Erkekleri konuşturmak maharet ister, kadınları ise susturmak! Erkekler kadınlar hakkında muhhabet eder, kadınlarsa diğer kadınlar hakkında! Erkek önce düşünür, bakar erteler, bidaha düşünür, kadın ise önce yapar sonra düşünür! Erkek sonuç odaklıdır, kadınsa detayı sever, kadına göre mutluluk detaylarda gizlidir. Kadın kocasına “ne zamandır başbaşa bi yemeğe gidemedik” der, erkekse karısını alır güzel bi kebapçıya götürür!

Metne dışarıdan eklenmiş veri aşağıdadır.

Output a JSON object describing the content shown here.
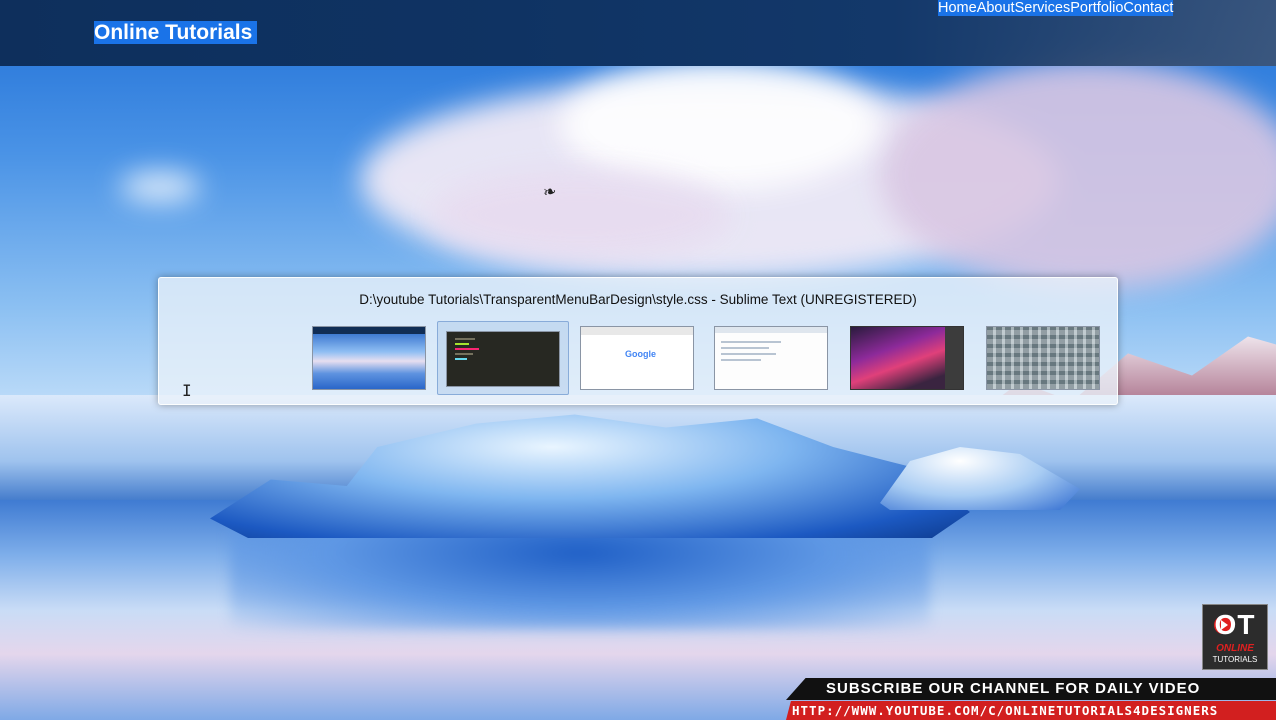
{
  "navbar": {
    "logo": "Online Tutorials",
    "menu": [
      "Home",
      "About",
      "Services",
      "Portfolio",
      "Contact"
    ],
    "highlight_color": "#1a73e8"
  },
  "task_switcher": {
    "title": "D:\\youtube Tutorials\\TransparentMenuBarDesign\\style.css - Sublime Text (UNREGISTERED)",
    "selected_index": 1,
    "thumbnail_google_text": "Google"
  },
  "watermark": {
    "logo_letters": "OT",
    "logo_line1": "ONLINE",
    "logo_line2": "TUTORIALS",
    "subscribe": "SUBSCRIBE OUR CHANNEL FOR DAILY VIDEO",
    "url": "HTTP://WWW.YOUTUBE.COM/C/ONLINETUTORIALS4DESIGNERS",
    "accent_color": "#d21f1f"
  },
  "icons": {
    "cursor": "text-cursor-icon",
    "bird": "bird-icon"
  }
}
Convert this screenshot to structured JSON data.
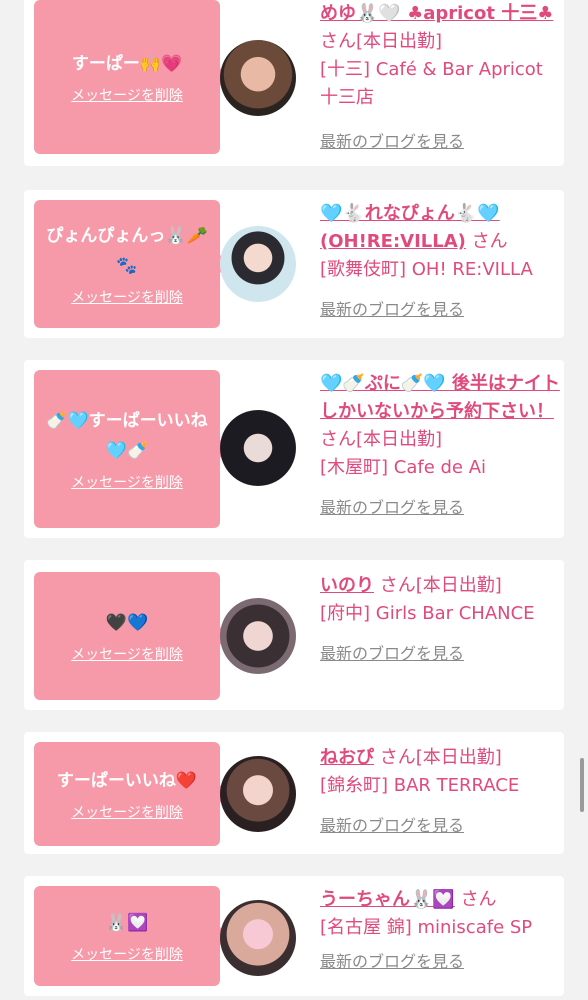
{
  "entries": [
    {
      "message": "すーぱー🙌💗",
      "delete_label": "メッセージを削除",
      "name": "めゆ🐰🤍 ♣apricot 十三♣",
      "suffix": "さん[本日出勤]",
      "store": "[十三] Café & Bar Apricot 十三店",
      "blog": "最新のブログを見る"
    },
    {
      "message": "ぴょんぴょんっ🐰🥕🐾",
      "delete_label": "メッセージを削除",
      "name": "🩵🐇れなぴょん🐇🩵 (OH!RE:VILLA)",
      "suffix": "さん",
      "store": "[歌舞伎町] OH! RE:VILLA",
      "blog": "最新のブログを見る"
    },
    {
      "message": "🍼🩵すーぱーいいね🩵🍼",
      "delete_label": "メッセージを削除",
      "name": "🩵🍼ぷに🍼🩵 後半はナイトしかいないから予約下さい！",
      "suffix": "さん[本日出勤]",
      "store": "[木屋町] Cafe de Ai",
      "blog": "最新のブログを見る"
    },
    {
      "message": "🖤💙",
      "delete_label": "メッセージを削除",
      "name": "いのり",
      "suffix": "さん[本日出勤]",
      "store": "[府中] Girls Bar CHANCE",
      "blog": "最新のブログを見る"
    },
    {
      "message": "すーぱーいいね❤️",
      "delete_label": "メッセージを削除",
      "name": "ねおぴ",
      "suffix": "さん[本日出勤]",
      "store": "[錦糸町] BAR TERRACE",
      "blog": "最新のブログを見る"
    },
    {
      "message": "🐰💟",
      "delete_label": "メッセージを削除",
      "name": "うーちゃん🐰💟",
      "suffix": "さん",
      "store": "[名古屋 錦] miniscafe SP",
      "blog": "最新のブログを見る"
    }
  ],
  "colors": {
    "bubble": "#f69aaa",
    "accent_text": "#e04a7d",
    "muted_text": "#8a8a8a",
    "background": "#f2f2f2"
  }
}
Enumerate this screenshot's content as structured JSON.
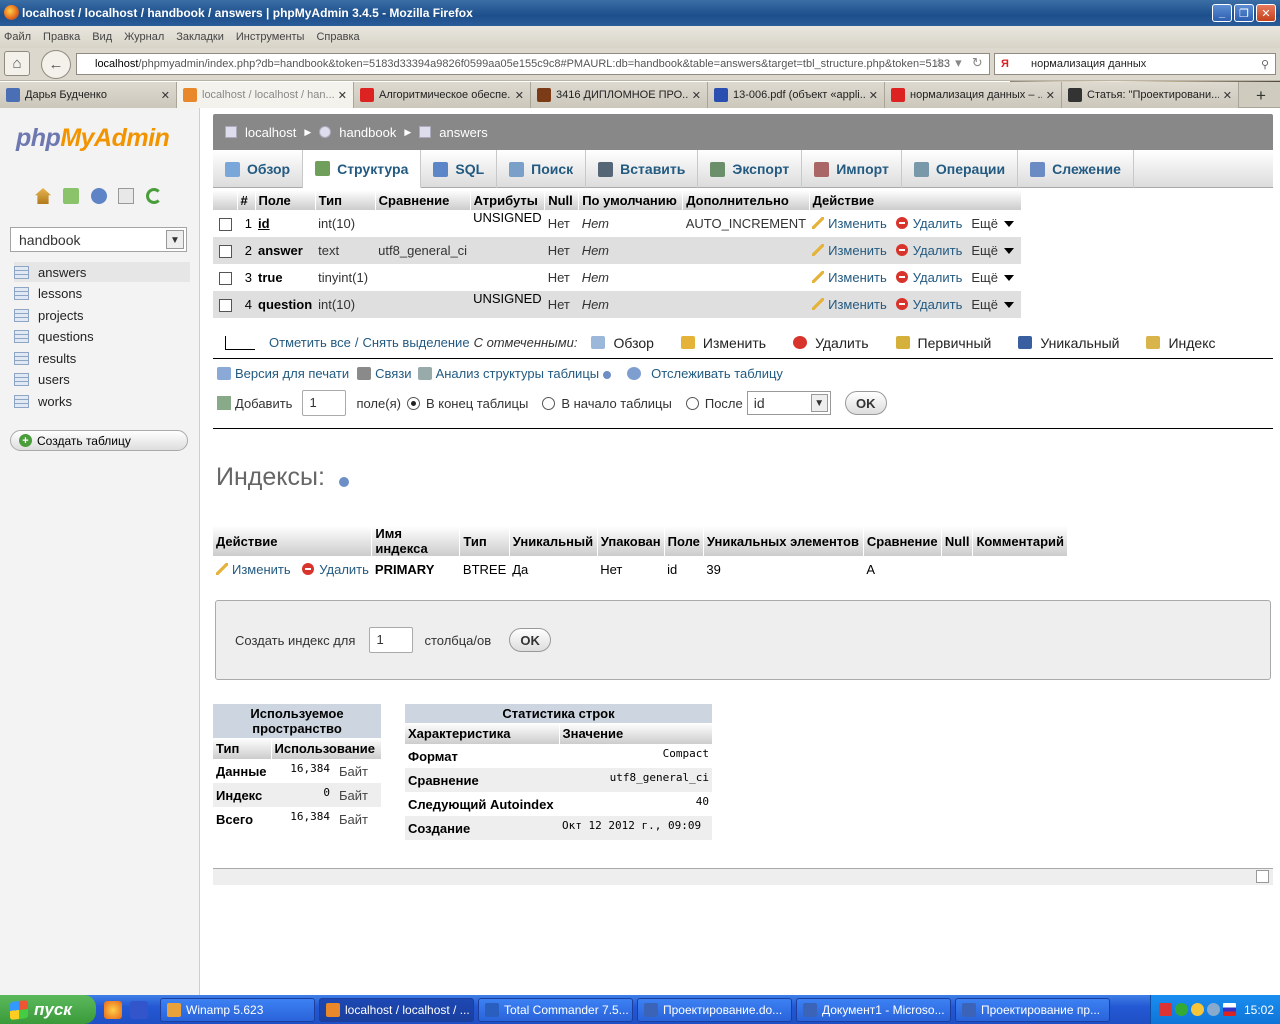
{
  "window": {
    "title": "localhost / localhost / handbook / answers | phpMyAdmin 3.4.5 - Mozilla Firefox"
  },
  "menubar": [
    "Файл",
    "Правка",
    "Вид",
    "Журнал",
    "Закладки",
    "Инструменты",
    "Справка"
  ],
  "url": {
    "host": "localhost",
    "path": "/phpmyadmin/index.php?db=handbook&token=5183d33394a9826f0599aa05e155c9c8#PMAURL:db=handbook&table=answers&target=tbl_structure.php&token=5183"
  },
  "search": {
    "value": "нормализация данных"
  },
  "tabs": [
    {
      "label": "Дарья Будченко",
      "color": "#4a6fb5"
    },
    {
      "label": "localhost / localhost / han...",
      "color": "#e9882b"
    },
    {
      "label": "Алгоритмическое обеспе...",
      "color": "#d22"
    },
    {
      "label": "3416 ДИПЛОМНОЕ ПРО...",
      "color": "#7a3b16"
    },
    {
      "label": "13-006.pdf (объект «appli...",
      "color": "#2a4fb0"
    },
    {
      "label": "нормализация данных – ...",
      "color": "#d22"
    },
    {
      "label": "Статья: \"Проектировани...",
      "color": "#333"
    }
  ],
  "sidebar": {
    "logo_php": "php",
    "logo_my": "MyAdmin",
    "db": "handbook",
    "tables": [
      "answers",
      "lessons",
      "projects",
      "questions",
      "results",
      "users",
      "works"
    ],
    "create": "Создать таблицу"
  },
  "breadcrumb": [
    "localhost",
    "handbook",
    "answers"
  ],
  "topmenu": [
    {
      "label": "Обзор",
      "color": "#7aa7d9"
    },
    {
      "label": "Структура",
      "color": "#6f9f5a"
    },
    {
      "label": "SQL",
      "color": "#5b86c7"
    },
    {
      "label": "Поиск",
      "color": "#7aa0c9"
    },
    {
      "label": "Вставить",
      "color": "#567"
    },
    {
      "label": "Экспорт",
      "color": "#6a8f6a"
    },
    {
      "label": "Импорт",
      "color": "#a66"
    },
    {
      "label": "Операции",
      "color": "#79a"
    },
    {
      "label": "Слежение",
      "color": "#6b8bc4"
    }
  ],
  "fields": {
    "headers": [
      "#",
      "Поле",
      "Тип",
      "Сравнение",
      "Атрибуты",
      "Null",
      "По умолчанию",
      "Дополнительно",
      "Действие"
    ],
    "rows": [
      {
        "n": "1",
        "name": "id",
        "type": "int(10)",
        "collation": "",
        "attrs": "UNSIGNED",
        "null": "Нет",
        "default": "Нет",
        "extra": "AUTO_INCREMENT"
      },
      {
        "n": "2",
        "name": "answer",
        "type": "text",
        "collation": "utf8_general_ci",
        "attrs": "",
        "null": "Нет",
        "default": "Нет",
        "extra": ""
      },
      {
        "n": "3",
        "name": "true",
        "type": "tinyint(1)",
        "collation": "",
        "attrs": "",
        "null": "Нет",
        "default": "Нет",
        "extra": ""
      },
      {
        "n": "4",
        "name": "question",
        "type": "int(10)",
        "collation": "",
        "attrs": "UNSIGNED",
        "null": "Нет",
        "default": "Нет",
        "extra": ""
      }
    ],
    "edit": "Изменить",
    "drop": "Удалить",
    "more": "Ещё"
  },
  "with_selected": {
    "check_all": "Отметить все",
    "sep": "/",
    "uncheck": "Снять выделение",
    "label": "С отмеченными:",
    "actions": [
      {
        "label": "Обзор",
        "color": "#9bb7d9"
      },
      {
        "label": "Изменить",
        "color": "#e5b23a"
      },
      {
        "label": "Удалить",
        "color": "#d9342b"
      },
      {
        "label": "Первичный",
        "color": "#d5b13c"
      },
      {
        "label": "Уникальный",
        "color": "#3a5fa0"
      },
      {
        "label": "Индекс",
        "color": "#d9b44a"
      }
    ]
  },
  "links": {
    "print": "Версия для печати",
    "relations": "Связи",
    "analyze": "Анализ структуры таблицы",
    "track": "Отслеживать таблицу"
  },
  "addrow": {
    "label": "Добавить",
    "count": "1",
    "unit": "поле(я)",
    "at_end": "В конец таблицы",
    "at_begin": "В начало таблицы",
    "after": "После",
    "after_field": "id",
    "ok": "OK"
  },
  "indexes": {
    "title": "Индексы:",
    "headers": [
      "Действие",
      "Имя индекса",
      "Тип",
      "Уникальный",
      "Упакован",
      "Поле",
      "Уникальных элементов",
      "Сравнение",
      "Null",
      "Комментарий"
    ],
    "row": {
      "edit": "Изменить",
      "drop": "Удалить",
      "name": "PRIMARY",
      "type": "BTREE",
      "unique": "Да",
      "packed": "Нет",
      "field": "id",
      "cardinality": "39",
      "collation": "A",
      "null": "",
      "comment": ""
    },
    "create_label": "Создать индекс для",
    "create_count": "1",
    "create_unit": "столбца/ов",
    "ok": "OK"
  },
  "space": {
    "title": "Используемое пространство",
    "headers": [
      "Тип",
      "Использование"
    ],
    "rows": [
      {
        "k": "Данные",
        "v": "16,384",
        "u": "Байт"
      },
      {
        "k": "Индекс",
        "v": "0",
        "u": "Байт"
      },
      {
        "k": "Всего",
        "v": "16,384",
        "u": "Байт"
      }
    ]
  },
  "rowstats": {
    "title": "Статистика строк",
    "headers": [
      "Характеристика",
      "Значение"
    ],
    "rows": [
      {
        "k": "Формат",
        "v": "Compact"
      },
      {
        "k": "Сравнение",
        "v": "utf8_general_ci"
      },
      {
        "k": "Следующий Autoindex",
        "v": "40"
      },
      {
        "k": "Создание",
        "v": "Окт 12 2012 г., 09:09"
      }
    ]
  },
  "taskbar": {
    "start": "пуск",
    "tasks": [
      {
        "label": "Winamp 5.623",
        "color": "#e9a23a"
      },
      {
        "label": "localhost / localhost / ...",
        "color": "#e9882b"
      },
      {
        "label": "Total Commander 7.5...",
        "color": "#2a5fc0"
      },
      {
        "label": "Проектирование.do...",
        "color": "#3b64b8"
      },
      {
        "label": "Документ1 - Microso...",
        "color": "#3b64b8"
      },
      {
        "label": "Проектирование пр...",
        "color": "#3b64b8"
      }
    ],
    "clock": "15:02"
  }
}
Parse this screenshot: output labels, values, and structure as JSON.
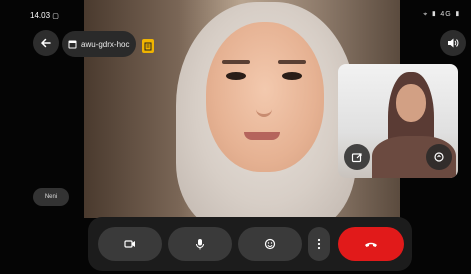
{
  "status_bar": {
    "time": "14.03",
    "right_indicators": "⌖ ▮ 4G ▮"
  },
  "header": {
    "meeting_code": "awu-gdrx-hoc",
    "back_icon": "arrow-left-icon",
    "calendar_icon": "calendar-icon",
    "badge_icon": "shield-icon",
    "speaker_icon": "speaker-icon"
  },
  "participant": {
    "name": "Neni"
  },
  "self_view": {
    "share_icon": "share-screen-icon",
    "switch_camera_icon": "switch-camera-icon"
  },
  "controls": {
    "camera_icon": "video-camera-icon",
    "mic_icon": "microphone-icon",
    "emoji_icon": "emoji-icon",
    "more_icon": "more-vertical-icon",
    "end_call_icon": "end-call-icon"
  },
  "colors": {
    "background": "#050505",
    "control_bar": "#1c1c1c",
    "control_button": "#3a3a3a",
    "end_call": "#e11a1a",
    "badge": "#f0b400"
  }
}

Erkek ne yaptığını hiçbizaman hatırlamaz, kadınsa asla unutmaz! Olaylar saniyesi tarihi oluş şekli olurken giydiği kıyafetin rengi vs..Şeklinde aklındadır! Kadının hayırı belki, belkisi evet, sana bağlı, bilmiyorum, beni seviyosan, sende istiyosan vs…dir. Erkek içinse evet evet, hayırsa hayırdır! erkekte beynin sol yarımküresi kadınınkinden daha gelişmiş olduğundan analitik zeka, hesaplamalar, planlama ve sistemler konusunda daha başarılıdır, reel bakabilir. kadında ise beynin sağ yarımküresi erkekten daha gelişmiştir. duyguları iyi analiz edebilir, veya yönetebilir. 10 ayrı paralel evrende oluşan duyguya göre yaşayabilirler. yani kocası için “sevgili eş” çocuğu için “şefkatli kadın”, işyerinde çalışırken ” didaktik müdür” olabilirler. birçok sistemi aynı anda yürütebilir! Kadın romantiktir, erkekse erotik!

Bu liste sonsuza kadar uzatılabilir. Önemli olan ilişkilerde evliliklerde bu farkların farkında olmak, farklılığı kabul etmek, ve her iki cinsinde birer puzzle parçası gibi birbirine tabiri caizse “cuk oturduğunu”, birbirini tamamladığını bilmektir!